Similarly, in extremely cold climates, when the temperature drops below zero, the LEAF’s range is reduced. Although Nissan provided the vehicle with an onboard battery heater, all EVs suffer some range reduction at low temperatures, and the lack of an effective thermal management system on the LEAF did limit its usability. 


Liquid Cooling

Most EVs use liquid cooling to keep their traction battery pack within the desired temperature range. Typically, a liquid coolant, similar to the antifreeze used in a conventional internal combustion engine (ICE), is circulated through passages surrounding the cells and modules in the traction battery. The coolant is pumped through a radiator heat exchanger that rejects excess heat to the air, cooling the liquid so that it can be returned to the pack. The coolant can also be diverted to the vehicle interior to provide cabin heat on chilly days. 


An Audi EV with a liquid cooling system.

An Audi EV with a liquid cooling system. Image used courtesy of Audi


Heat Pumps

In EVs with really large traction battery packs—like electric buses, delivery trucks, and industrial equipment—a heat pump powered by the high-voltage traction battery can be used to provide heating or cooling inputs to the battery’s liquid cooling system. This can either be a standalone heat pump or, in the case of some buses, it can use the same air conditioning system that keeps the passengers cool to also cool the traction battery pack.


Electric trucks, buses, and delivery vans often use heat pumps to cool traction batteries. 

Electric trucks, buses, and delivery vans often use heat pumps to cool traction batteries. Image used courtesy of Wikimedia Commons (By Peter J. Dunn)


The heat pump solution works well because it can provide either cooling or heating, depending upon the needs dictated by the ambient temperature conditions. 


Heat While Charging

Batteries don’t just produce heat when they are discharged. During charging, huge amounts of energy are pumped into the battery, raising its temperature. The charging cable can also increase in temperature and may require liquid cooling. This is especially true for fast-charging of the large-scale, mega-watt-size battery packs that are planned for use in commercial vehicles.


Cooling the Motor and Power Electronics

Because the traction battery is sensitive to damage from temperatures that are too high or too low and is subject to dangerous thermal runaway if its limits are not observed, traction battery cooling gets most of the attention. 

Other EV components also must be kept with certain thermal limits. The rare-earth permanent magnets in an electric motor, for example, must be kept below their Curie Temperature—the point at which they lose their magnetic field. This can be as low as 80 °C (176 °F), so liquid cooling of the traction motors in EVs is not uncommon. 

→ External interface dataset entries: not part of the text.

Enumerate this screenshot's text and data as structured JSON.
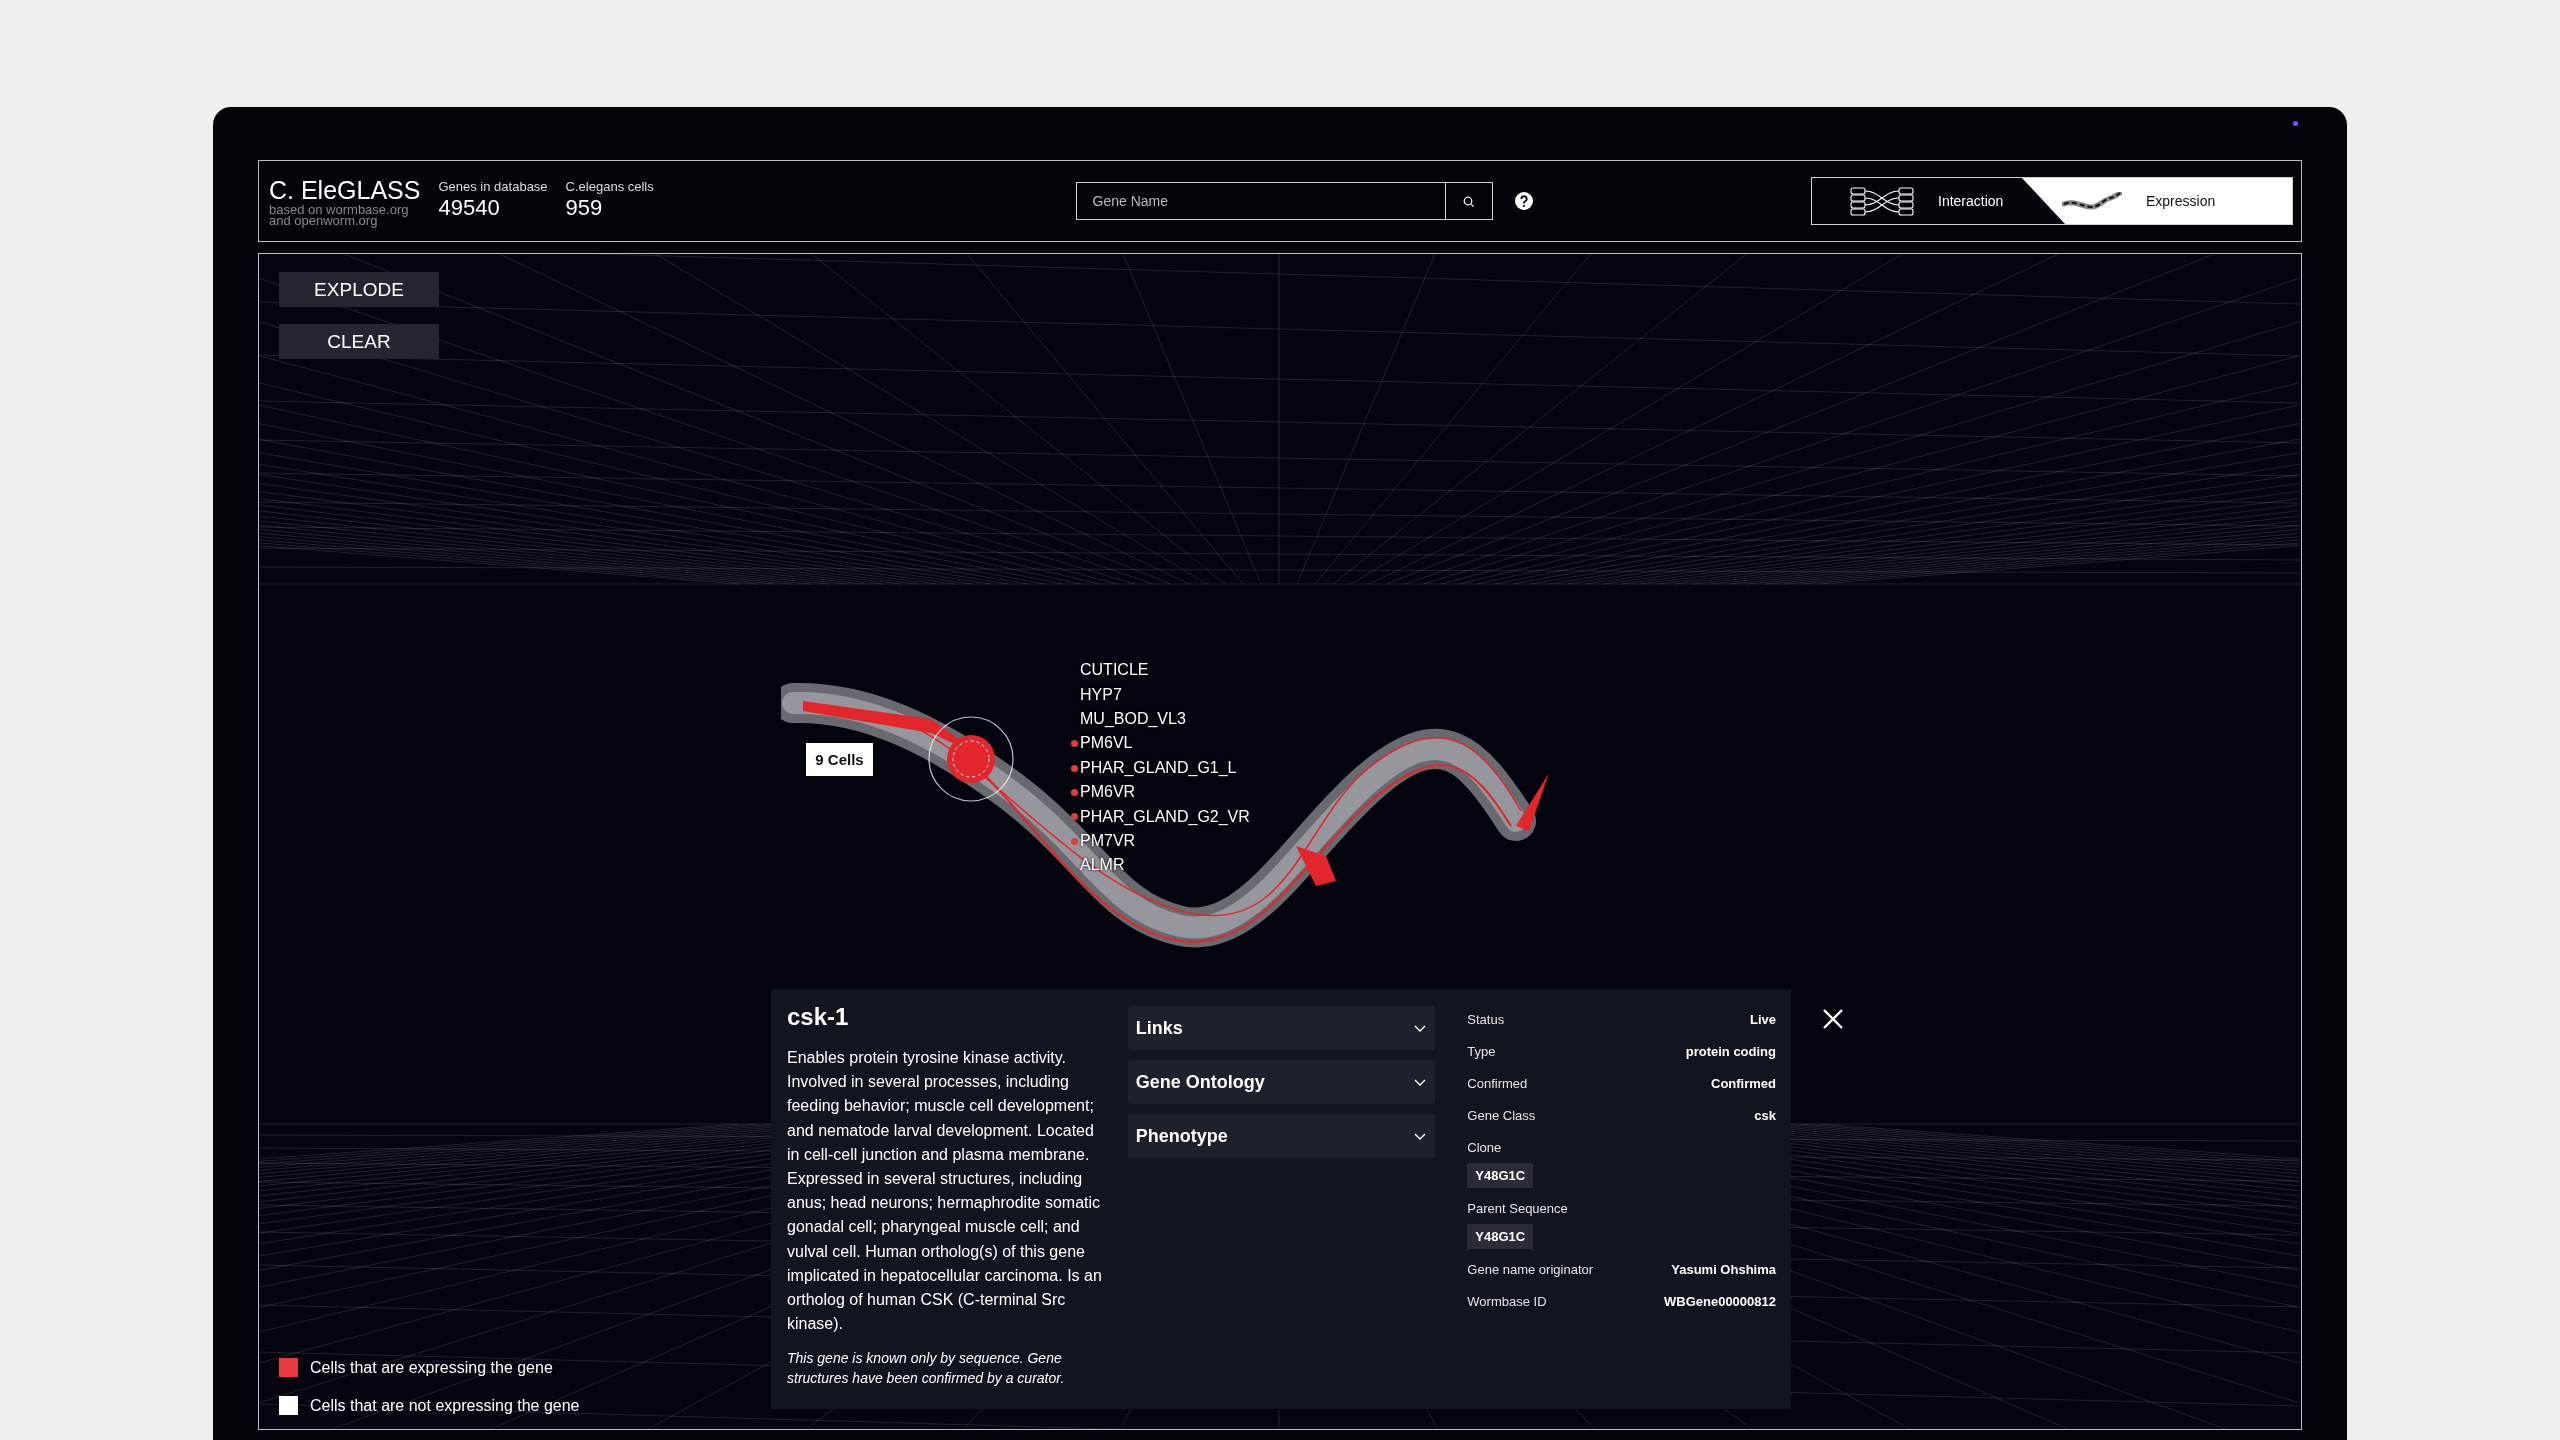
{
  "header": {
    "logo": "C. EleGLASS",
    "subtitle": "based on wormbase.org and openworm.org",
    "stats": [
      {
        "label": "Genes in database",
        "value": "49540"
      },
      {
        "label": "C.elegans cells",
        "value": "959"
      }
    ],
    "search": {
      "placeholder": "Gene Name"
    },
    "view_tabs": [
      {
        "label": "Interaction",
        "kind": "interaction",
        "selected": false
      },
      {
        "label": "Expression",
        "kind": "expression",
        "selected": true
      }
    ]
  },
  "controls": {
    "buttons": [
      "EXPLODE",
      "CLEAR"
    ]
  },
  "scene": {
    "cell_count_tag": "9 Cells",
    "cells": [
      {
        "name": "CUTICLE",
        "expressed": false
      },
      {
        "name": "HYP7",
        "expressed": false
      },
      {
        "name": "MU_BOD_VL3",
        "expressed": false
      },
      {
        "name": "PM6VL",
        "expressed": true
      },
      {
        "name": "PHAR_GLAND_G1_L",
        "expressed": true
      },
      {
        "name": "PM6VR",
        "expressed": true
      },
      {
        "name": "PHAR_GLAND_G2_VR",
        "expressed": true
      },
      {
        "name": "PM7VR",
        "expressed": true
      },
      {
        "name": "ALMR",
        "expressed": false
      }
    ]
  },
  "gene": {
    "name": "csk-1",
    "description": "Enables protein tyrosine kinase activity. Involved in several processes, including feeding behavior; muscle cell development; and nematode larval development. Located in cell-cell junction and plasma membrane. Expressed in several structures, including anus; head neurons; hermaphrodite somatic gonadal cell; pharyngeal muscle cell; and vulval cell. Human ortholog(s) of this gene implicated in hepatocellular carcinoma. Is an ortholog of human CSK (C-terminal Src kinase).",
    "note": "This gene is known only by sequence. Gene structures have been confirmed by a curator.",
    "sections": [
      {
        "label": "Links",
        "expanded": false
      },
      {
        "label": "Gene Ontology",
        "expanded": false
      },
      {
        "label": "Phenotype",
        "expanded": false
      }
    ],
    "properties": [
      {
        "kind": "pair",
        "label": "Status",
        "value": "Live"
      },
      {
        "kind": "pair",
        "label": "Type",
        "value": "protein coding"
      },
      {
        "kind": "pair",
        "label": "Confirmed",
        "value": "Confirmed"
      },
      {
        "kind": "pair",
        "label": "Gene Class",
        "value": "csk"
      },
      {
        "kind": "chip",
        "label": "Clone",
        "value": "Y48G1C"
      },
      {
        "kind": "chip",
        "label": "Parent Sequence",
        "value": "Y48G1C"
      },
      {
        "kind": "pair",
        "label": "Gene name originator",
        "value": "Yasumi Ohshima"
      },
      {
        "kind": "pair",
        "label": "Wormbase ID",
        "value": "WBGene00000812"
      }
    ]
  },
  "legend": [
    {
      "label": "Cells that are expressing the gene",
      "color": "#e8393f"
    },
    {
      "label": "Cells that are not expressing the gene",
      "color": "#ffffff"
    }
  ]
}
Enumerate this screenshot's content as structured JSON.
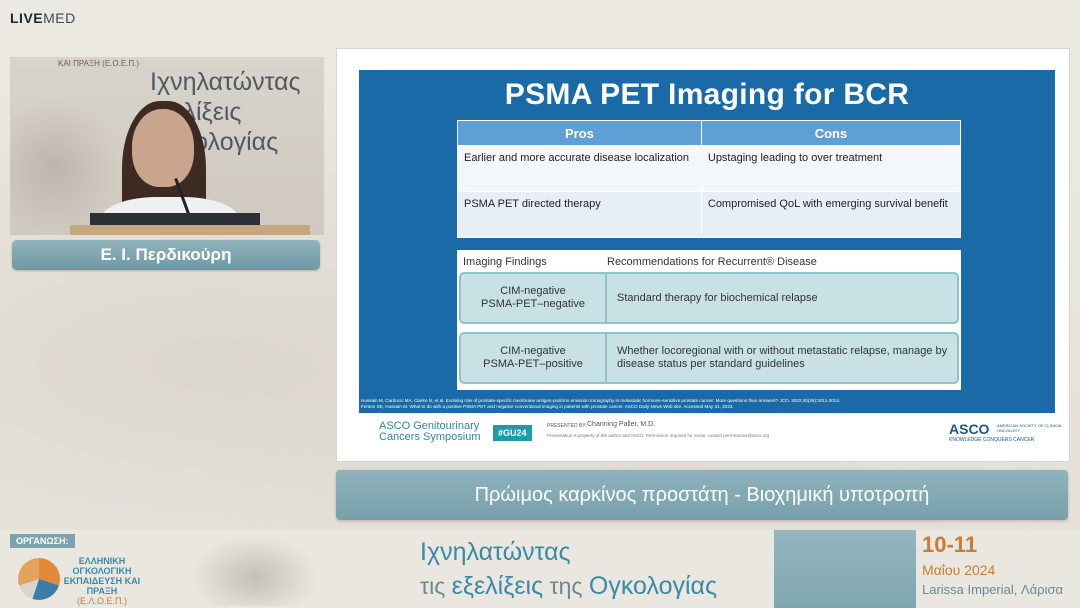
{
  "header": {
    "logo_bold": "LIVE",
    "logo_rest": "MED"
  },
  "speaker": {
    "name": "Ε. Ι. Περδικούρη",
    "video_banner_text": "Ιχνηλατώντας εξελίξεις Ογκολογίας",
    "video_org_text": "ΚΑΙ ΠΡΑΞΗ (Ε.Ο.Ε.Π.)"
  },
  "slide": {
    "title": "PSMA PET Imaging for BCR",
    "table_headers": [
      "Pros",
      "Cons"
    ],
    "table_rows": [
      [
        "Earlier and more accurate disease localization",
        "Upstaging leading to over treatment"
      ],
      [
        "PSMA PET directed therapy",
        "Compromised QoL with emerging survival benefit"
      ]
    ],
    "recommendations": {
      "header_left": "Imaging Findings",
      "header_right": "Recommendations for Recurrent® Disease",
      "rows": [
        {
          "finding": "CIM-negative\nPSMA-PET–negative",
          "recommendation": "Standard therapy for biochemical relapse"
        },
        {
          "finding": "CIM-negative\nPSMA-PET–positive",
          "recommendation": "Whether locoregional with or without metastatic relapse, manage by disease status per standard guidelines"
        }
      ]
    },
    "references": [
      "Hussain M, Carducci MA, Clarke N, et al. Evolving role of prostate-specific membrane antigen-positron emission tomography in metastatic hormone-sensitive prostate cancer: More questions than answers? JCO. 2022;40(26):3011-3014.",
      "Fenton SE, Hussain M. What to do with a positive PSMA PET and negative conventional imaging in patients with prostate cancer. ASCO Daily News Web site. Accessed May 31, 2023."
    ],
    "footer": {
      "asco_gu": "ASCO Genitourinary\nCancers Symposium",
      "hashtag": "#GU24",
      "presented_by": "PRESENTED BY:",
      "presenter": "Channing Paller, M.D.",
      "note": "Presentation is property of the author and ASCO. Permission required for reuse; contact permissions@asco.org",
      "asco_logo": "ASCO",
      "asco_sub": "AMERICAN SOCIETY OF CLINICAL ONCOLOGY",
      "asco_tagline": "KNOWLEDGE CONQUERS CANCER"
    }
  },
  "caption": "Πρώιμος καρκίνος προστάτη - Βιοχημική υποτροπή",
  "banner": {
    "org_label": "ΟΡΓΑΝΩΣΗ:",
    "org_name": "ΕΛΛΗΝΙΚΗ ΟΓΚΟΛΟΓΙΚΗ ΕΚΠΑΙΔΕΥΣΗ ΚΑΙ ΠΡΑΞΗ",
    "org_abbr": "(Ε.Λ.Ο.Ε.Π.)",
    "title_line1": "Ιχνηλατώντας",
    "title_line2_a": "τις ",
    "title_line2_b": "εξελίξεις",
    "title_line2_c": " της ",
    "title_line2_d": "Ογκολογίας",
    "dates": "10-11",
    "month_year": "Μαΐου 2024",
    "place": "Larissa Imperial, Λάρισα"
  }
}
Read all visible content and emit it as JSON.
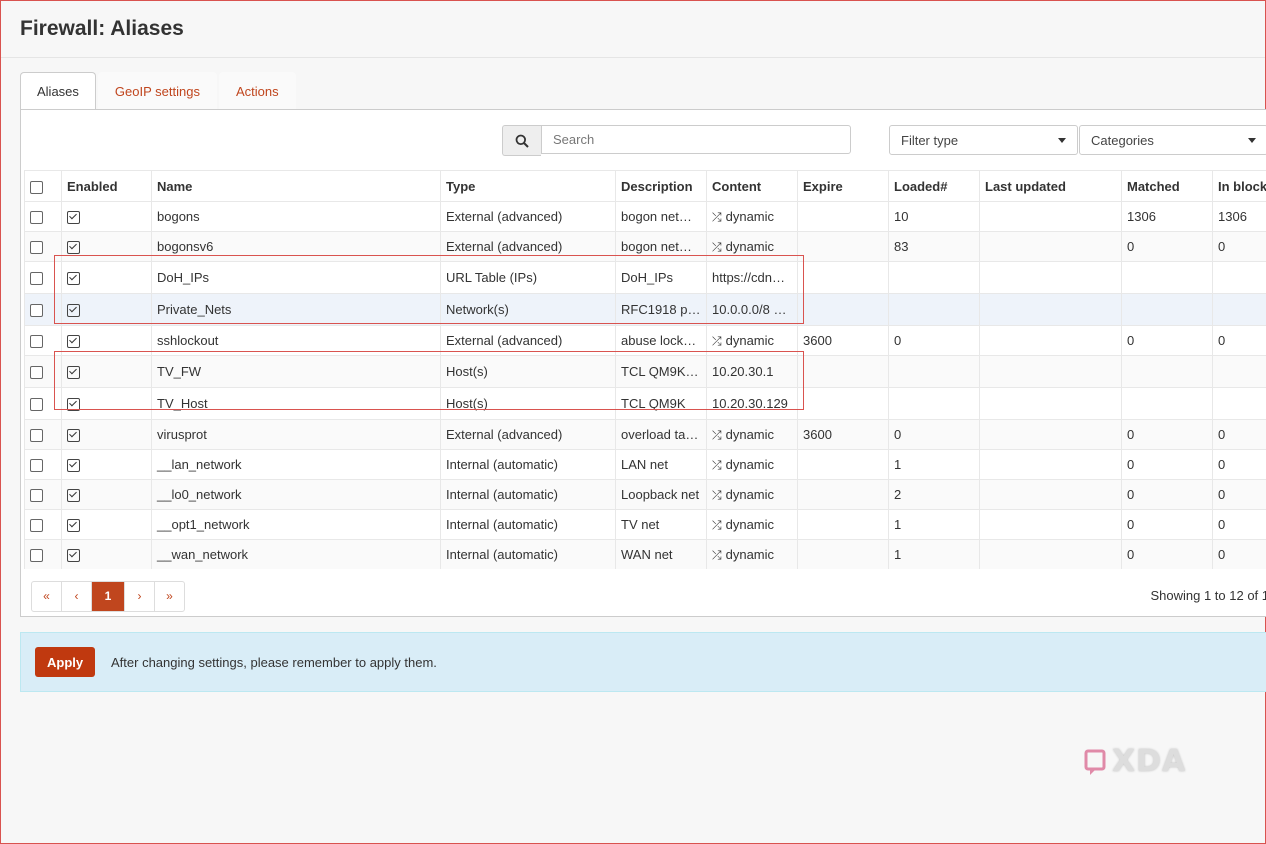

The power electronics that control the flow of energy from the traction battery to the electric motor or motors are also affected by high temperatures. Previously, silicon-based electronics were limited to around 150 °C (302 °F), requiring significant cooling capacity. The adoption of silicon carbide-based electronics, however, with operating temperatures as high as 600 °C (1112°F), has reduced the need for aggressive cooling strategies. However, cooling the electronics for controls like the battery management system (BMS) must be considered. 


When Battery Cooling Goes Wrong

Although battery cooling systems are robust, they do suffer from a variety of challenges, including leaks, corrosion, and aging of the components.

 For example, recently, electric truck maker Nikola Motors voluntarily recalled 209 Class 8 battery-electric trucks after one of the vehicles caught fire at the company’s Phoenix headquarters. The cause of the fire was determined to be a coolant leak inside a single battery pack. One component provided by an outside supplier is thought to be the primary source of the coolant leak. 

Thus far, only one pack and another from an engineering evaluation vehicle had thermal events, though Nikola has produced more than 3,100 electric trucks to date. However, this event does point out the types of challenges that engineers dealing with battery cooling must face.